The main reason that some teams may have an effective rate that looks much different than the rates of the home city and state is the schedule. A team like the Orioles, for instance, has to play the Yankees, Red Sox, and Blue Jays umpteen times, all of whom have high rates in their respective cities. This is different than a team that gets to play the Marlins and Braves 18 times each. Of course, as Tony and I finished our research, the state of Illinois raised its income tax. Damn Illinois always making things difficult! [Ed. Note: You don't know the half of it.]
Does it really come as a surprise that the Yankees players will incur the most tax? The New York state and city taxes are high as it is, but like the Orioles the Yankees have to play against several high-tax teams many, many times. The teams with very low effective rates are those without state income tax in their home state. What makes this particularly interesting is how the Rangers and Mariners are in the same division and play each other so many times during the year; maybe that rivalry should be named the Tax Heaven Rivalry. The AL Central seems to have the least disparity amongst the teams, which is noteworthy given that the Tigers, at 5.304 percent, define the median of the group. Additionally, the Royals represent the average of the group, as their 5.091 percent comes closest. The New York teams occupy the high end of the range, with the Astros at the other end.
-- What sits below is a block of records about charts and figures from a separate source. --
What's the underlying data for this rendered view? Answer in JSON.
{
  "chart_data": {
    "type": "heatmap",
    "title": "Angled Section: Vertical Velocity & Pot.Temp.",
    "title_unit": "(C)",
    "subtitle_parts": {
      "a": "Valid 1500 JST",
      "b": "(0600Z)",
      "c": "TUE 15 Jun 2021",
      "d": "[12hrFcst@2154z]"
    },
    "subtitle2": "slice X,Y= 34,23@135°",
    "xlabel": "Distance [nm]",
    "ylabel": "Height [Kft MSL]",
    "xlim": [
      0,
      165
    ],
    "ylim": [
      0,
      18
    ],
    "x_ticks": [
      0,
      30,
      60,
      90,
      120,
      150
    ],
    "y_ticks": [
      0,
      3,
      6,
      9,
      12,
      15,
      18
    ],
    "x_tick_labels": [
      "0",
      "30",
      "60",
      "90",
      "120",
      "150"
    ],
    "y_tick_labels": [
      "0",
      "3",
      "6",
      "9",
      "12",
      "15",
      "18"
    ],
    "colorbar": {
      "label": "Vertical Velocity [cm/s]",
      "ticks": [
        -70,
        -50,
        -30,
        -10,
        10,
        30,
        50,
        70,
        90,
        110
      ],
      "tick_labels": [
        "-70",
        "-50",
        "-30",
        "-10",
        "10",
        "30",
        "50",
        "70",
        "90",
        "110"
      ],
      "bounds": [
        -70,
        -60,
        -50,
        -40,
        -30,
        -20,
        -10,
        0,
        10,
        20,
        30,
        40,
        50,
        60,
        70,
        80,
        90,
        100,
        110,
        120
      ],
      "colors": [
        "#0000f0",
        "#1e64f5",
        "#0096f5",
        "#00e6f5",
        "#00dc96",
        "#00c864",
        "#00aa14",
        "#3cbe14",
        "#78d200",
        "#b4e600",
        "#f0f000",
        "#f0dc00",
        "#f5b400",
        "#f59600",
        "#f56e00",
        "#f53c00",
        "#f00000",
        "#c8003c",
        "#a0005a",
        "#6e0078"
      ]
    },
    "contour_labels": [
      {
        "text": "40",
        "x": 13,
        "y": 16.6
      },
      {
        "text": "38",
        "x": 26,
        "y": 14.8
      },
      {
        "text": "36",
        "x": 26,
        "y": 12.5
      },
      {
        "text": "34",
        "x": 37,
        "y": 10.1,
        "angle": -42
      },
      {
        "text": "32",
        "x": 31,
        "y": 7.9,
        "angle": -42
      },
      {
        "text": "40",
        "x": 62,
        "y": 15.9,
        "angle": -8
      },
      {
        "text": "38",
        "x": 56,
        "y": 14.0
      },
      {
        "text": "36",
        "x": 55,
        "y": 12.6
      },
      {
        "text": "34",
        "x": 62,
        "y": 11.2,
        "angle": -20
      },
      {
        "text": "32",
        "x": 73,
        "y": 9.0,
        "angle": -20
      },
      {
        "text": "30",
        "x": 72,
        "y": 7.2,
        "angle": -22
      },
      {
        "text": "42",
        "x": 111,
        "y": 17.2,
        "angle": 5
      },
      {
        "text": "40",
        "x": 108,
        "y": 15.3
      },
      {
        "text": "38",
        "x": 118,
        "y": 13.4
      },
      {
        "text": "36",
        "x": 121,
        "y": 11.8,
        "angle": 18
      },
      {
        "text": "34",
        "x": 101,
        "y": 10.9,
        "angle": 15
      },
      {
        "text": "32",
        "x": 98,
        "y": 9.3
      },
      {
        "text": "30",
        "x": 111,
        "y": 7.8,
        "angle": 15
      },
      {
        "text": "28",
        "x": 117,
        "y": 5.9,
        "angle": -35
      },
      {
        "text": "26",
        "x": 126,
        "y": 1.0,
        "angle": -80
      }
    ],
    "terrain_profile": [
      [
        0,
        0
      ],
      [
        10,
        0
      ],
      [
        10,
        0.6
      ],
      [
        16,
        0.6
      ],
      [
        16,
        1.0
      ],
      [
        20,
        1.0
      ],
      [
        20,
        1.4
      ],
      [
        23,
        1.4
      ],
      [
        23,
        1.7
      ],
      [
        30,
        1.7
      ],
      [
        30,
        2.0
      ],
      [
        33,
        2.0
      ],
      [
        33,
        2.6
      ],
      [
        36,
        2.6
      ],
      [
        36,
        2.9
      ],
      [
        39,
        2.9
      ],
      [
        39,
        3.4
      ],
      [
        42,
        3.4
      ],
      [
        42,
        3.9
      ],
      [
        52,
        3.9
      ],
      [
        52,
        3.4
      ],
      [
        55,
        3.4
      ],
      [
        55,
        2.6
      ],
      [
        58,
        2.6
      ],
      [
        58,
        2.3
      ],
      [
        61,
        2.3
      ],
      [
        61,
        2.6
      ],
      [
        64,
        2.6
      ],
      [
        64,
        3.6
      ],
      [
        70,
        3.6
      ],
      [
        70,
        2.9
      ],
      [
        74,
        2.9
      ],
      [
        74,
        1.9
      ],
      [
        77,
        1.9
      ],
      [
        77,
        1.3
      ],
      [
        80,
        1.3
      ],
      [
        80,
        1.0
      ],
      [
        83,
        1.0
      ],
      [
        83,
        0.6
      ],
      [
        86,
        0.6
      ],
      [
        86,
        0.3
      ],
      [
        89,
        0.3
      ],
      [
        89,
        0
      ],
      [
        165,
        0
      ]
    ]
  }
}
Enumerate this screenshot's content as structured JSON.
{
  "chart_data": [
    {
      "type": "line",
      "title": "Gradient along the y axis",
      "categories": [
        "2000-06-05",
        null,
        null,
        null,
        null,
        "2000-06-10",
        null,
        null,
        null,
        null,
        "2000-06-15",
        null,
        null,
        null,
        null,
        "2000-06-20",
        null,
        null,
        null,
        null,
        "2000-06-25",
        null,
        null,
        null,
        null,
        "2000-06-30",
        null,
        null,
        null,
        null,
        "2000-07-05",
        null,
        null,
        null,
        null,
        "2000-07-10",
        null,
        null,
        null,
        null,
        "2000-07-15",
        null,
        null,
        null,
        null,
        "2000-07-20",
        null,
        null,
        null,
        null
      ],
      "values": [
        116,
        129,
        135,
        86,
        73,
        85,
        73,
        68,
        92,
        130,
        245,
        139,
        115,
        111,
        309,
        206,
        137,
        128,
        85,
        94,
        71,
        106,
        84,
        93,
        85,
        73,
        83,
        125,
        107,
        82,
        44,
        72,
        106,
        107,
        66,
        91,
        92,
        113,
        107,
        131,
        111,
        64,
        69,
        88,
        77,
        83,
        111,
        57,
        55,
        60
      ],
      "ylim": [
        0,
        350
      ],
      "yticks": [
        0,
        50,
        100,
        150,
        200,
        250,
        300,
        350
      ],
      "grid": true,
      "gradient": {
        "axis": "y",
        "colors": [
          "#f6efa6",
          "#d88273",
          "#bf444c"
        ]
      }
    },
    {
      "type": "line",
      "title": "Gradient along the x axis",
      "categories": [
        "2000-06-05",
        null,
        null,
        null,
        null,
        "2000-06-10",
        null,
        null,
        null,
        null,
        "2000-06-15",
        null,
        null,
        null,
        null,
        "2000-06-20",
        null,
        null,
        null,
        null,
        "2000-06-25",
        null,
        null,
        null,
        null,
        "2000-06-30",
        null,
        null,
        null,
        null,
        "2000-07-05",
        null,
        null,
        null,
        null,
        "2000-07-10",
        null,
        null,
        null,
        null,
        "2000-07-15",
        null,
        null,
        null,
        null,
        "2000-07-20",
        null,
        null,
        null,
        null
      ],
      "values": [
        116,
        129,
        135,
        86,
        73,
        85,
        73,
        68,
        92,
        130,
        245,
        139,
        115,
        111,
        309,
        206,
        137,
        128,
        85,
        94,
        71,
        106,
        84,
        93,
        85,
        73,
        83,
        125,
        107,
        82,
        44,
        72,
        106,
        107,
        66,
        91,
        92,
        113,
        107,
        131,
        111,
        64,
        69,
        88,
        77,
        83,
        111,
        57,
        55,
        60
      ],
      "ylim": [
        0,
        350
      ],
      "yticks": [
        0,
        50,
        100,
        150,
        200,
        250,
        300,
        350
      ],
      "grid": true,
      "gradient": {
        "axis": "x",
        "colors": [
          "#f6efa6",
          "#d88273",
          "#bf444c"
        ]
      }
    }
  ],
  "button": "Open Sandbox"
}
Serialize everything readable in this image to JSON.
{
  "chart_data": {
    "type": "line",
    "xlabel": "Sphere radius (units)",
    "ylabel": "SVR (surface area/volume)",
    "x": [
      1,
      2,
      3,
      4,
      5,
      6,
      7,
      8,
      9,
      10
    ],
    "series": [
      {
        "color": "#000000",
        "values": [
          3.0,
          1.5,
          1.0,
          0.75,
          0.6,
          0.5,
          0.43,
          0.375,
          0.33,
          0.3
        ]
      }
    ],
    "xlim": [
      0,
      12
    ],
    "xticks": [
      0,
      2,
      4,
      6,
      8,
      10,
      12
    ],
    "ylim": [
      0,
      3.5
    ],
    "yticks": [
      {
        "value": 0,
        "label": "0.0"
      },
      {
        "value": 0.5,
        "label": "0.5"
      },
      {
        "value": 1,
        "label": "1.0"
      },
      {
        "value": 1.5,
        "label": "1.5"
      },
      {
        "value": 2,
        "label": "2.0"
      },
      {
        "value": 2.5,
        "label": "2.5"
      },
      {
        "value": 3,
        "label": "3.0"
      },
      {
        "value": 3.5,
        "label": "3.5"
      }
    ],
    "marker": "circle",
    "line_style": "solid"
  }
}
The next step in an exercise like this is to program the same spreadsheet to factor in the various brackets in each pertinent state and city, so that an end user can input a player and his salary, as well as his home team, and basically come up with a gross-to-net calculation of take-home pay. This way we could come pretty darn close to definitively comparing offers from teams. Then again, there are always going to be quirks, such as some Yankees players negotiating state and city tax payments into their contracts to avoid having this much withheld, but hey, that is accounting for you.
The percentages shown above might not seem like all that much, but for a player making $2 million, who is already losing a high percentage of that salary to the federal government, the difference between signing a one-year deal with the Astros and the Mets can amount to over $100,000 of tax liability.
Hopefully, these articles have shed some light on how zany the jock tax can be. Going forward, my hope is that they can serve as a foundation for future studies that attempt to compare offers to free agents by factoring in the tax effect.